Fri, Aug 26, 2005 - Page 8 News List

Editorial: US opts for cents and insensibility

The news that Washington has canceled the highest level US-Taiwan defense talks that take place each year is a reminder of the inability of the Bush administration to conduct sensible foreign policy, as well as brazen hypocrisy when it comes to questions of principle.

When Washington abandons pragmatism and ideology in its diplomatic affairs, then what is left? Unfortunately, the answer seems to be "damage control."

Even diehard Republican US officials have acknowledged that President George W. Bush is quickly becoming a lame-duck president due to his mishandling of Iraq, his inability to make progress on the North Korean nuclear standoff and his frequently divisive domestic agenda.

Bush desperately wants to avoid any more crises. This now includes even minor rows with Beijing over what has been an eight-year tradition -- the yearly US-Taiwan security forum in Monterey, California.

The problem with such reactive diplomacy is that it is shortsighted and sends the wrong message to Washington's allies, as well as its enemies -- or "strategic competitors" as the politically correct call them.

The tension between China and Taiwan is neither a minor trade dispute nor a diplomatic gaffe that can be papered over. A conflict could involve the world's largest economies -- the US, China and Japan -- in a direct confrontation over vital strategic interests.

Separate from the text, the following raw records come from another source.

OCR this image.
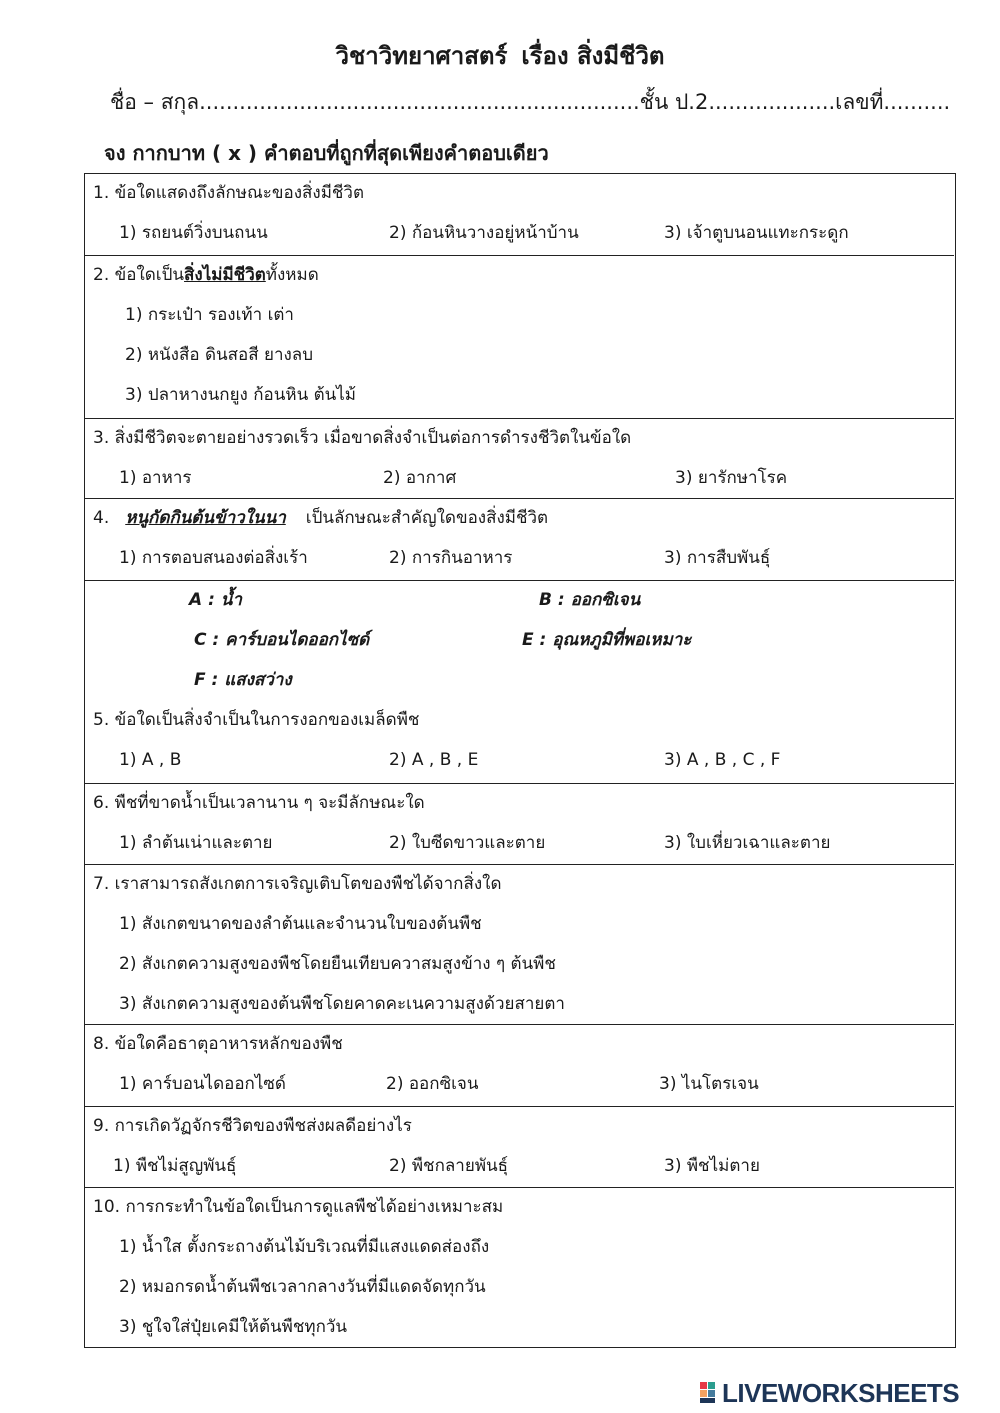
วิชาวิทยาศาสตร์ เรื่อง สิ่งมีชีวิต
ชื่อ – สกุล..................................................................ชั้น ป.2...................เลขที่..........
จง กากบาท ( x ) คำตอบที่ถูกที่สุดเพียงคำตอบเดียว
1. ข้อใดแสดงถึงลักษณะของสิ่งมีชีวิต
1) รถยนต์วิ่งบนถนน	2) ก้อนหินวางอยู่หน้าบ้าน	3) เจ้าตูบนอนแทะกระดูก
2. ข้อใดเป็นสิ่งไม่มีชีวิตทั้งหมด
1) กระเป๋า รองเท้า เต่า
2) หนังสือ ดินสอสี ยางลบ
3) ปลาหางนกยูง ก้อนหิน ต้นไม้
3. สิ่งมีชีวิตจะตายอย่างรวดเร็ว เมื่อขาดสิ่งจำเป็นต่อการดำรงชีวิตในข้อใด
1) อาหาร	2) อากาศ	3) ยารักษาโรค
4. หนูกัดกินต้นข้าวในนา เป็นลักษณะสำคัญใดของสิ่งมีชีวิต
1) การตอบสนองต่อสิ่งเร้า	2) การกินอาหาร	3) การสืบพันธุ์
A : น้ำ	B : ออกซิเจน
C : คาร์บอนไดออกไซด์	E : อุณหภูมิที่พอเหมาะ
F : แสงสว่าง
5. ข้อใดเป็นสิ่งจำเป็นในการงอกของเมล็ดพืช
1) A , B	2) A , B , E	3) A , B , C , F
6. พืชที่ขาดน้ำเป็นเวลานาน ๆ จะมีลักษณะใด
1) ลำต้นเน่าและตาย	2) ใบซีดขาวและตาย	3) ใบเหี่ยวเฉาและตาย
7. เราสามารถสังเกตการเจริญเติบโตของพืชได้จากสิ่งใด
1) สังเกตขนาดของลำต้นและจำนวนใบของต้นพืช
2) สังเกตความสูงของพืชโดยยืนเทียบควาสมสูงข้าง ๆ ต้นพืช
3) สังเกตความสูงของต้นพืชโดยคาดคะเนความสูงด้วยสายตา
8. ข้อใดคือธาตุอาหารหลักของพืช
1) คาร์บอนไดออกไซด์	2) ออกซิเจน	3) ไนโตรเจน
9. การเกิดวัฏจักรชีวิตของพืชส่งผลดีอย่างไร
1) พืชไม่สูญพันธุ์	2) พืชกลายพันธุ์	3) พืชไม่ตาย
10. การกระทำในข้อใดเป็นการดูแลพืชได้อย่างเหมาะสม
1) น้ำใส ตั้งกระถางต้นไม้บริเวณที่มีแสงแดดส่องถึง
2) หมอกรดน้ำต้นพืชเวลากลางวันที่มีแดดจัดทุกวัน
3) ชูใจใส่ปุ๋ยเคมีให้ต้นพืชทุกวัน
LIVEWORKSHEETS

Yet the Bush administration once again demonstrates its lack of imagination as it sacrifices what is clearly in the US' interest -- support for a democratic state on the periphery of its security frontier -- just so that Bush can have a nice, quiet photo-op with a tyrant.

Certainly, increased US engagement with China is in everyone's best interests, and if millions of impoverished Chinese can be lifted out of abject destitution, then all of humanity will benefit. And, of course -- as the platitude-purveyors at the US State Department love to chant -- the US has an interest in maintaining a healthy, stable relationship with China.

But this does not mean that Washington has to cower in the face of an oppressive authoritarian regime simply because the latter offers promises of cheap consumer electronics.

The White House is making a grave mistake allowing itself to be influenced by Chinese President Hu Jintao's (胡錦濤) visit next month. After all, the trip is an exercise in fluff, and the most substantial thing that is likely to come of it is hours of TV coverage of two men in suits sitting in chairs with half-smiles on their faces.

Few people believe that a conflict between Taiwan and China is likely; fewer still believe it to be imminent. This is probably so, and so long as cool heads and good sense prevail, it will never happen.

But the lessons of history are clear, and it is foolish to put one's faith in the good sense of politicians -- especially politicians who are rarely accountable to anyone for anything, such as China's leaders.

Before it decides to sacrifice necessary security preparations, the US would do well to remember that everything it achieved in East Asia came at the price of blood.

The shattered husks of fighters and warships that litter the ocean floor from the Solomons to Okinawa -- and rivers of blood from soldiers and civilians -- mark the last time an ultra-nationalist, militant state had to be brought to heel in the region.